Posted Jul 25, 2006 13:32 UTC (Tue) by mattmelton (subscriber, #34842) [Link]

While not directly related to the article I feel that every now and again, I have to need to mention either tinydns or qmail. Today is one of them.

BIND is nice, but having used BIND in a production envionment, and tinydns in a development environment, I found that tinydns easily out performed BIND in terms of usability/configurability, security and performance. Since my liberation from the "old way" to the new, I have used tinydns where possible as BIND has met all my production environment needs.

http://tinydns.org

While not opensource, it almost is.

Tinydns is writen by DJ Bernstien - LWN members should know who he is :D

Hth,

Matt

System Administration: Another Step toward the BIND (Linux Journal)

Posted Jul 27, 2006 20:46 UTC (Thu) by shane (subscriber, #3335) [Link]

Dan Bernstein himself is kind enough to provide a page listing lots of
useful features that BIND supports that djbdns does not and probably never
will:

http://cr.yp.to/djbdns/knowles.html

(At the very end, after the paranoid ranting.)

TSIG is important for administrators who do not want clear-text zone
transfers, for instance.

Without TCP or EDNS0, you cannot have a DNS response bigger than 512
bytes. This becomes more important in a IPv6 world.

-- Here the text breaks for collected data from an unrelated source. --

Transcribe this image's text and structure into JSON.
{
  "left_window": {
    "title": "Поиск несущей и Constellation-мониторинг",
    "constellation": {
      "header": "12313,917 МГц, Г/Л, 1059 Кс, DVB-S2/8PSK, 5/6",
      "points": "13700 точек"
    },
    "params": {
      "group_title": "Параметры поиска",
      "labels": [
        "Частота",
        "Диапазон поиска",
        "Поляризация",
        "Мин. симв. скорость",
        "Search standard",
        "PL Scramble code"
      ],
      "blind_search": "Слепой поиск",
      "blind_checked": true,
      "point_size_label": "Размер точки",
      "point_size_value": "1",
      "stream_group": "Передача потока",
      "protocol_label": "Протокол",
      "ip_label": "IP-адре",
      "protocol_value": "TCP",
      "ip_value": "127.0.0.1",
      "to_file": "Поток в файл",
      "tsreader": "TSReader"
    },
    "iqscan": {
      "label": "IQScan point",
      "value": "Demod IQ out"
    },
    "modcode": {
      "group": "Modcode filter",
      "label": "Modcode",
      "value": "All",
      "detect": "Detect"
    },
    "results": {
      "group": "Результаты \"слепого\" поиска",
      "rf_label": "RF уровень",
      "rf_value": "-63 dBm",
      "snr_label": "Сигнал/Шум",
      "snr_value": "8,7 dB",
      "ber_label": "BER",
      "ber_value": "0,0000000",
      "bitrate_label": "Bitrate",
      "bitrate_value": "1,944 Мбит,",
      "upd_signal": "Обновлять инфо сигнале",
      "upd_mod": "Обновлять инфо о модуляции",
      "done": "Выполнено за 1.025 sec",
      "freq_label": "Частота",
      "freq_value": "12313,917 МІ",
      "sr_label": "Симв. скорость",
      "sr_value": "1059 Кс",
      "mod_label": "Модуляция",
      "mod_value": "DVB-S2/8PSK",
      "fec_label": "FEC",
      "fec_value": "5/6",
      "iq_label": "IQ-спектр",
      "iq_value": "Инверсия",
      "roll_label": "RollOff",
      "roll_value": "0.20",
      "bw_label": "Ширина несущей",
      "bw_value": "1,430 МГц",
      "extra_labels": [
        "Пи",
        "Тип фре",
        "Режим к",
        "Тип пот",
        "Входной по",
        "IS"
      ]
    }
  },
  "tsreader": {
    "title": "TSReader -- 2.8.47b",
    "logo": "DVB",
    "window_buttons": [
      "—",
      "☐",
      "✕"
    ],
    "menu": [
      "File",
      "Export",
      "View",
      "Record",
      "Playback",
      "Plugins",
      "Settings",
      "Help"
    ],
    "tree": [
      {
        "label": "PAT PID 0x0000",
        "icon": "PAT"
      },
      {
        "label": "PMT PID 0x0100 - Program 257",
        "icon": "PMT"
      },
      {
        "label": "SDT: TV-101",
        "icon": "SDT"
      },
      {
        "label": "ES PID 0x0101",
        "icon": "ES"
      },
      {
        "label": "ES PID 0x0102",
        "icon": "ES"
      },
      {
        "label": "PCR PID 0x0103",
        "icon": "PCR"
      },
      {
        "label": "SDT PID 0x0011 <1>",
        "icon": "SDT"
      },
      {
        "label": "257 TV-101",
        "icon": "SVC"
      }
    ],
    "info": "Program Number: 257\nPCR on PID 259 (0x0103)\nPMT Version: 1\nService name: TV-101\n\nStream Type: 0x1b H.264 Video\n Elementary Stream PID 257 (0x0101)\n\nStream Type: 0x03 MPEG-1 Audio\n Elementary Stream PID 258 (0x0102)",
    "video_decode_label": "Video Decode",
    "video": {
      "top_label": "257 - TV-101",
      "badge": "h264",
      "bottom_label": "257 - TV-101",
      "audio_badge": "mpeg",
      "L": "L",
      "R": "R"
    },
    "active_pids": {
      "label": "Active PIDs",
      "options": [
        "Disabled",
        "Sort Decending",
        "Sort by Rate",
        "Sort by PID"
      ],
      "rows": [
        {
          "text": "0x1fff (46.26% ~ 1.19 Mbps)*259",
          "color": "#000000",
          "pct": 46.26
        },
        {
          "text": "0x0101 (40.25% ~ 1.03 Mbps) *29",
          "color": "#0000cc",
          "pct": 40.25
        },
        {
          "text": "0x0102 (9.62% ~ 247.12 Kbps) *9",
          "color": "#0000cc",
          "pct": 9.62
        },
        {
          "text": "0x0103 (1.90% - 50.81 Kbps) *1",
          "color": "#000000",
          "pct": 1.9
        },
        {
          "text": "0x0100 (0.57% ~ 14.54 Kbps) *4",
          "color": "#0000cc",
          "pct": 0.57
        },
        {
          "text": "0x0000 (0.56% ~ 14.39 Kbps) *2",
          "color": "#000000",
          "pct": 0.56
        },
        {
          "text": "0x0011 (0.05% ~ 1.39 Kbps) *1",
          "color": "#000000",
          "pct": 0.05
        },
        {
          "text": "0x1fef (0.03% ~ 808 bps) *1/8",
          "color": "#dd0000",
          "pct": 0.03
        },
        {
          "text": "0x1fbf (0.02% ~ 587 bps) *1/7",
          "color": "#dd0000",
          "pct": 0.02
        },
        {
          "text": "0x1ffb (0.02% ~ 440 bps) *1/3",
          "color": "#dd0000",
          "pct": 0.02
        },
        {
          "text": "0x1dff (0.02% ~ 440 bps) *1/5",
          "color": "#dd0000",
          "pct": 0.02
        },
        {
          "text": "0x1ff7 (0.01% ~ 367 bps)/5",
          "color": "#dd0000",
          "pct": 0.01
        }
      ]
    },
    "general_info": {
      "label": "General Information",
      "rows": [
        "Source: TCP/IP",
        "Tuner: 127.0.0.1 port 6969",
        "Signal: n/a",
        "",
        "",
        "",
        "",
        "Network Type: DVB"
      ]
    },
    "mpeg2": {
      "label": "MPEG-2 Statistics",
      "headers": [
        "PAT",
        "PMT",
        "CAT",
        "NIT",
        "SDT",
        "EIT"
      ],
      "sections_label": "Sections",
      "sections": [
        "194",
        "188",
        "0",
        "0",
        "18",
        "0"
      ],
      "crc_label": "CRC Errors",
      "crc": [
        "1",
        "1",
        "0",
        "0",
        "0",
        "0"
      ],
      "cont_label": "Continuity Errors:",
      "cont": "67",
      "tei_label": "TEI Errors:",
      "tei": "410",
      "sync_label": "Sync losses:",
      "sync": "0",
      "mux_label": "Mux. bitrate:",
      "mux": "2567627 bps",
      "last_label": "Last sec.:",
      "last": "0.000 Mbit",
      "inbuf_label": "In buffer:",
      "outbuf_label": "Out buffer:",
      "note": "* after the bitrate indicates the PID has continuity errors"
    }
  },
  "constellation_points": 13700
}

Speaking of IPv6, it looks like djbdns won't actually listen on an IPv6
address.

FWIW, ISC is putting together a road-map for the next major version of
BIND now (after 9.5... 9.4 is in alpha, and improves performance in a
number of ways. Is mostly code complete 9.5 will support gss-tsig,
allowing some limited interoperability with Microsoft's Kerberos
implementation, and much better server statistics.) One of the things I
think we'll see in that version is much easier administration.